While the National Building code is followed by most states and locals it is only a starting point. The local building codes can and often are altered to take other local factors into account. Generally speaking they are more stringent. The IRC is mainly used as the base line code and is often added to.

I would also appreciate it if the tone of your future replies to my postings does not contain the challenging tone of the one above. I will not allow this board to be turned into a contest. When I post something on this board it is for good reason. I did not challenge your post I only asked you to clarify your statement by including the code you were referencing.
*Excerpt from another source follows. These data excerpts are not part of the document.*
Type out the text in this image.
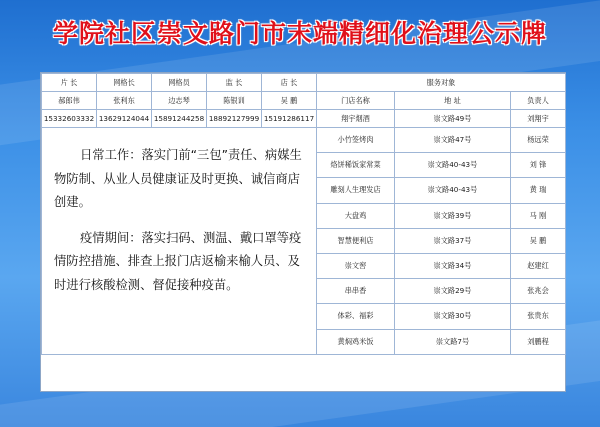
学院社区崇文路门市末端精细化治理公示牌
片 长	网格长	网格员	监 长	店 长	服务对象		
郝郎伟	张利东	边志琴	陈银训	吴 鹏	门店名称	地 址	负责人
15332603332	13629124044	15891244258	18892127999	15191286117	翔宇烟酒	崇文路49号	刘翔宇

日常工作：落实门前“三包”责任、病媒生物防制、从业人员健康证及时更换、诚信商店创建。

疫情期间：落实扫码、测温、戴口罩等疫情防控措施、排查上报门店返榆来榆人员、及时进行核酸检测、督促接种疫苗。					小竹签烤肉	崇文路47号	杨远荣
					烙饼稀饭家常菜	崇文路40-43号	刘 锋
					雕刻人生理发店	崇文路40-43号	黄 瑞
					大盘鸡	崇文路39号	马 刚
					智慧便利店	崇文路37号	吴 鹏
					崇文窖	崇文路34号	赵建红
					串串香	崇文路29号	张兆会
					体彩、福彩	崇文路30号	张贵东
					黄焖鸡米饭	崇文路7号	刘鹏程
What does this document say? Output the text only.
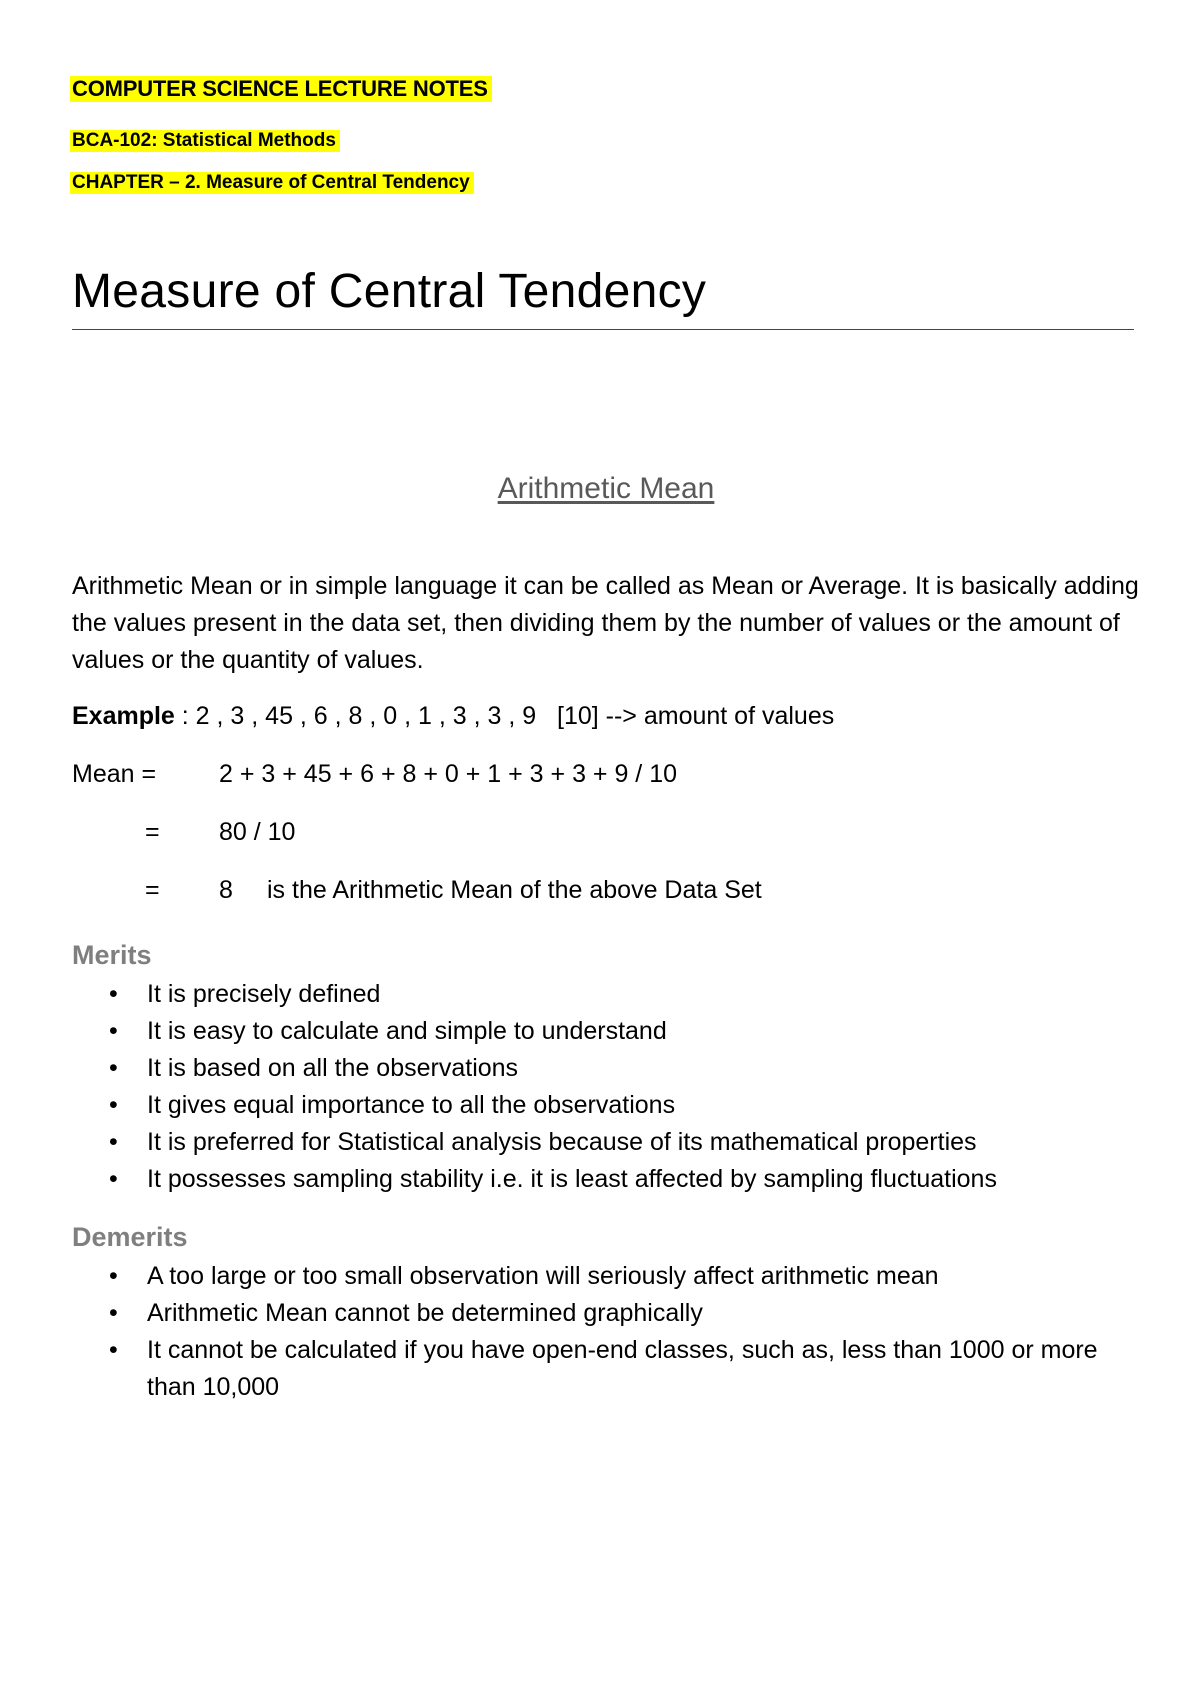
COMPUTER SCIENCE LECTURE NOTES
BCA-102: Statistical Methods
CHAPTER – 2. Measure of Central Tendency
Measure of Central Tendency
Arithmetic Mean
Arithmetic Mean or in simple language it can be called as Mean or Average. It is basically adding the values present in the data set, then dividing them by the number of values or the amount of values or the quantity of values.
Example : 2 , 3 , 45 , 6 , 8 , 0 , 1 , 3 , 3 , 9   [10] --> amount of values
Mean =	2 + 3 + 45 + 6 + 8 + 0 + 1 + 3 + 3 + 9 / 10
= 80 / 10
= 8 is the Arithmetic Mean of the above Data Set
Merits
• It is precisely defined
• It is easy to calculate and simple to understand
• It is based on all the observations
• It gives equal importance to all the observations
• It is preferred for Statistical analysis because of its mathematical properties
• It possesses sampling stability i.e. it is least affected by sampling fluctuations
Demerits
• A too large or too small observation will seriously affect arithmetic mean
• Arithmetic Mean cannot be determined graphically
• It cannot be calculated if you have open-end classes, such as, less than 1000 or more than 10,000
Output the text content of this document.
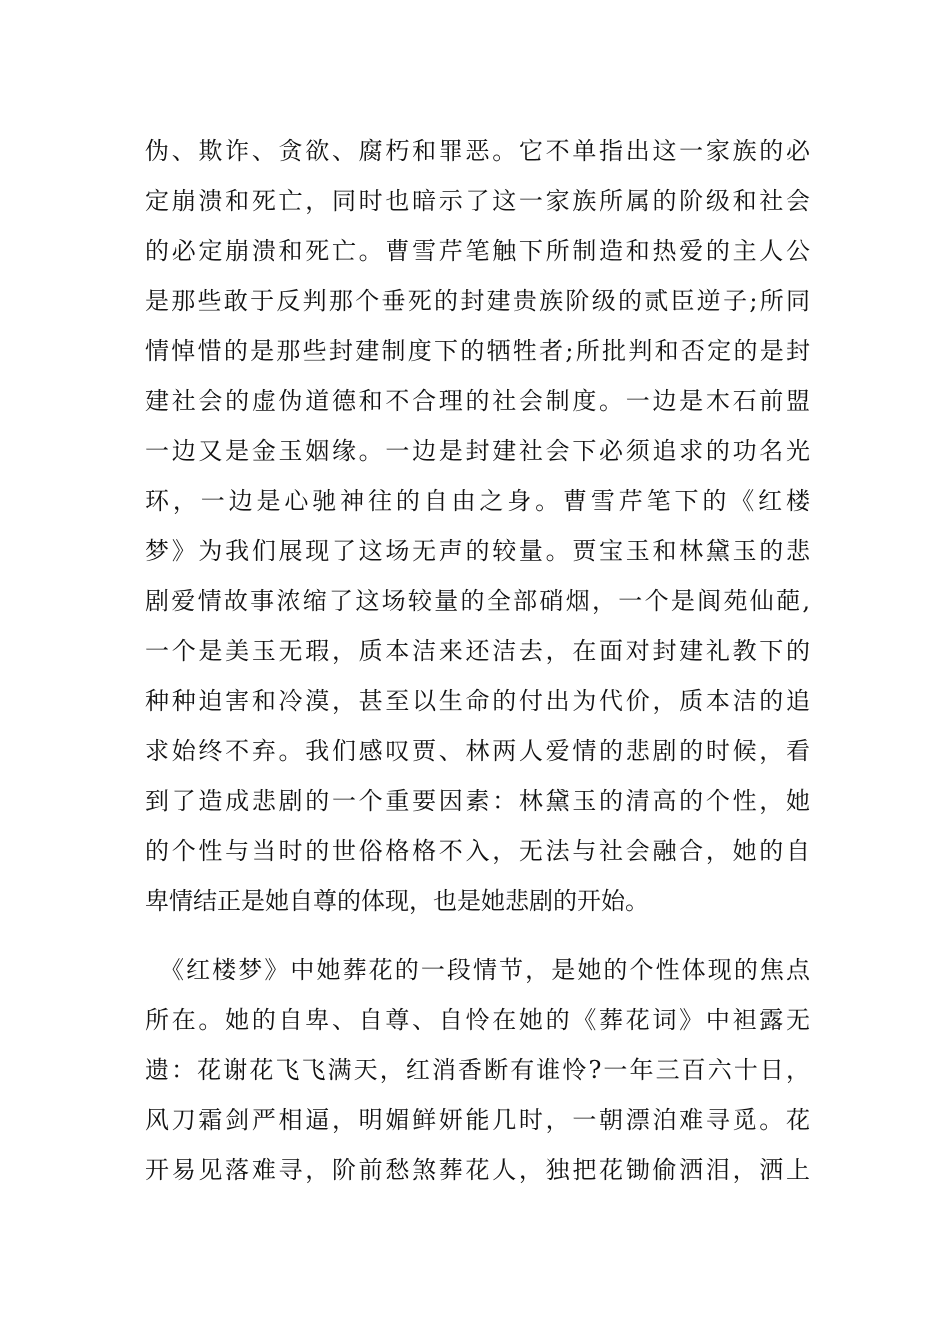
伪、欺诈、贪欲、腐朽和罪恶。它不单指出这一家族的必
定崩溃和死亡，同时也暗示了这一家族所属的阶级和社会
的必定崩溃和死亡。曹雪芹笔触下所制造和热爱的主人公
是那些敢于反判那个垂死的封建贵族阶级的贰臣逆子;所同
情悼惜的是那些封建制度下的牺牲者;所批判和否定的是封
建社会的虚伪道德和不合理的社会制度。一边是木石前盟
一边又是金玉姻缘。一边是封建社会下必须追求的功名光
环，一边是心驰神往的自由之身。曹雪芹笔下的《红楼
梦》为我们展现了这场无声的较量。贾宝玉和林黛玉的悲
剧爱情故事浓缩了这场较量的全部硝烟，一个是阆苑仙葩,
一个是美玉无瑕，质本洁来还洁去，在面对封建礼教下的
种种迫害和冷漠，甚至以生命的付出为代价，质本洁的追
求始终不弃。我们感叹贾、林两人爱情的悲剧的时候，看
到了造成悲剧的一个重要因素：林黛玉的清高的个性，她
的个性与当时的世俗格格不入，无法与社会融合，她的自
卑情结正是她自尊的体现，也是她悲剧的开始。
《红楼梦》中她葬花的一段情节，是她的个性体现的焦点
所在。她的自卑、自尊、自怜在她的《葬花词》中袒露无
遗：花谢花飞飞满天，红消香断有谁怜?一年三百六十日，
风刀霜剑严相逼，明媚鲜妍能几时，一朝漂泊难寻觅。花
开易见落难寻，阶前愁煞葬花人，独把花锄偷洒泪，洒上
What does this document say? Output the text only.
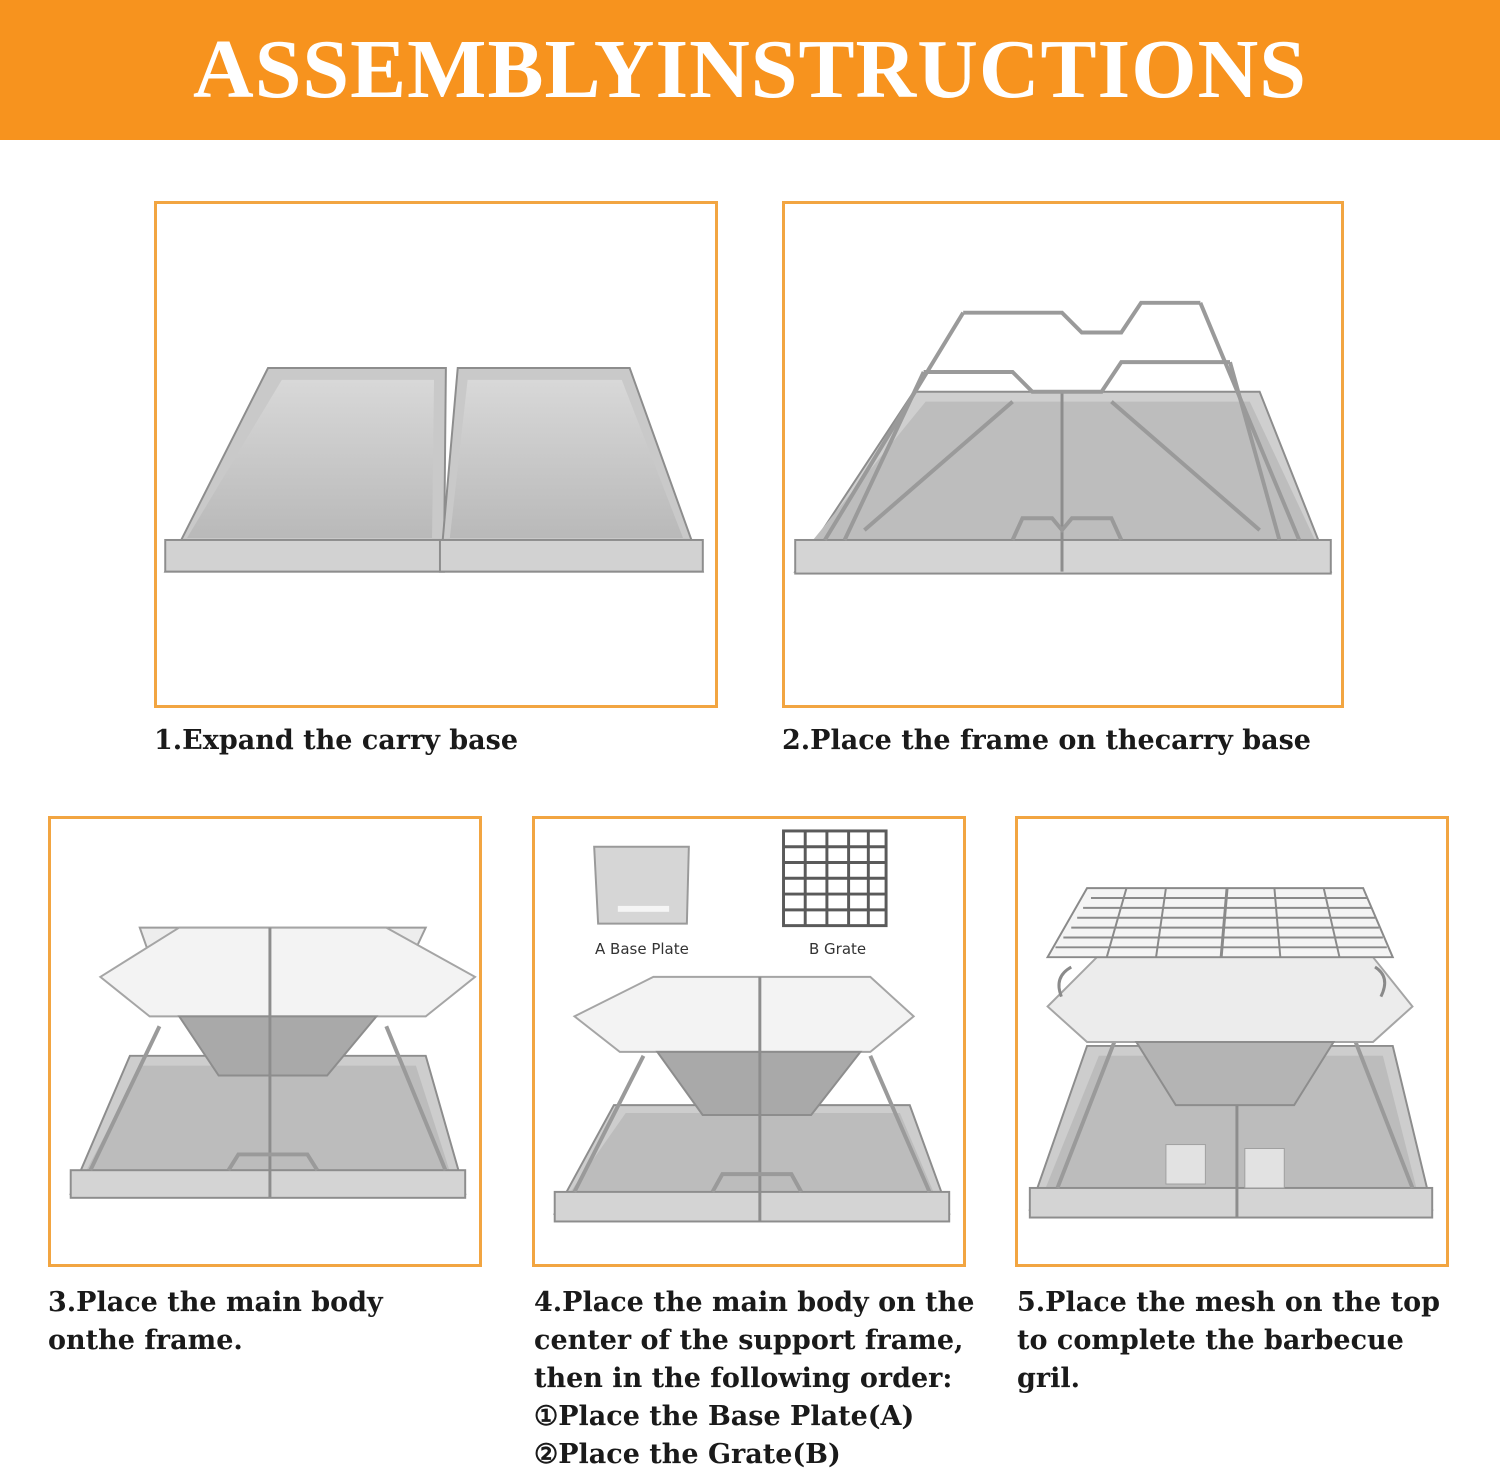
ASSEMBLYINSTRUCTIONS
1.Expand the carry base	2.Place the frame on thecarry base
3.Place the main body
onthe frame.
A Base Plate	B Grate
4.Place the main body on the
center of the support frame,
then in the following order:
①Place the Base Plate(A)
②Place the Grate(B)
5.Place the mesh on the top
to complete the barbecue
gril.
It is very important that all code issues be kept clear and concise on this board so there is no misunderstanding.


Glenn Good

09:34PM | 06/12/04
Member Since: 09/10/03
320 lifetime posts
homebild,

You are incorrect in the statement that "building codes don't vary much any more". The local building codes vary a great deal around the country. This is due mostly to geological conditions (prone to earthquake, mudslides, high water table, etc), severe weather activity (areas prone to tornadoes and/or hurricanes, temperature range, etc.), and many other factors that do not remain constant across the country.

While the National Building code is followed by most states and locals it is only a starting point. The local building codes can and often are altered to take other local factors into account. Generally speaking they are more stringent. The IRC is mainly used as the base line code and is often added to.

I would also appreciate it if the tone of your future replies to my postings does not contain the challenging tone of the one above. I will not allow this board to be turned into a contest. When I post something on this board it is for good reason. I did not challenge your post I only asked you to clarify your statement by including the code you were referencing. It is very important that all code issues be kept clear and concise on this board so there is no misunderstanding.

Glenn

Moderator: Construction Systems, Foundations, and Masonry & Stone

For more information about me and/or my qualifications please visit my website at:

www.consultationdirect.com

kirkussent

11:09AM | 06/15/04
Member Since: 05/03/04
8 lifetime posts
The UBC is used in California

Piffin

06:54PM | 06/15/04
Member Since: 11/06/02
1284 lifetime posts
"Curious as to what function the drain would serve in the case of a footer set at 42" below grade and a slab foundation on grade."

I have spent most of my thirty some year buildfing career in areas not covered by codes but where builders strive to do the best work possible without govt oversight.

Codes serve as a minimum guidline in many instances and as Glenn noted, they vary considerably according to local needs.

There are a great many unstable soils in the world which are made more so by water as it comes and goes. Rising water tabn;les can cause hydrostatic pressure from under a dwelling that can heave slabs, add moisture to interiors, lift flooring finishes, etc. The best solution is prevention.

I understand that in many midwest areas especially, that ground water can and does often rise and fall in cases such as you describe. A grid of perforated drains is laid within that leads to a sump pit where water can mechanically be removed from the soil and sub-slab so as not to allow it to damage the home.

I have seen homes moved by hydrostatic pressure when drainage is neglected. There are few locations, in my opinion where it is wise to totally ignore drainage when there is any possible way to do it. Daylight drains are not the only option. Sumps and drywells can help also..

Excellence is its own reward!


fragasaurus

09:18AM | 06/17/04
Member Since: 12/01/02
93 lifetime posts
Piffin,

Thanks once again for your insight. We are building on ledge and it is likely that we will pin the footings so hopefully the soils will not come into play negatively in this case. The water table for most of this site is over 300 feet so hopefully a rising table is also not a problem. I think we are just looking at ground water.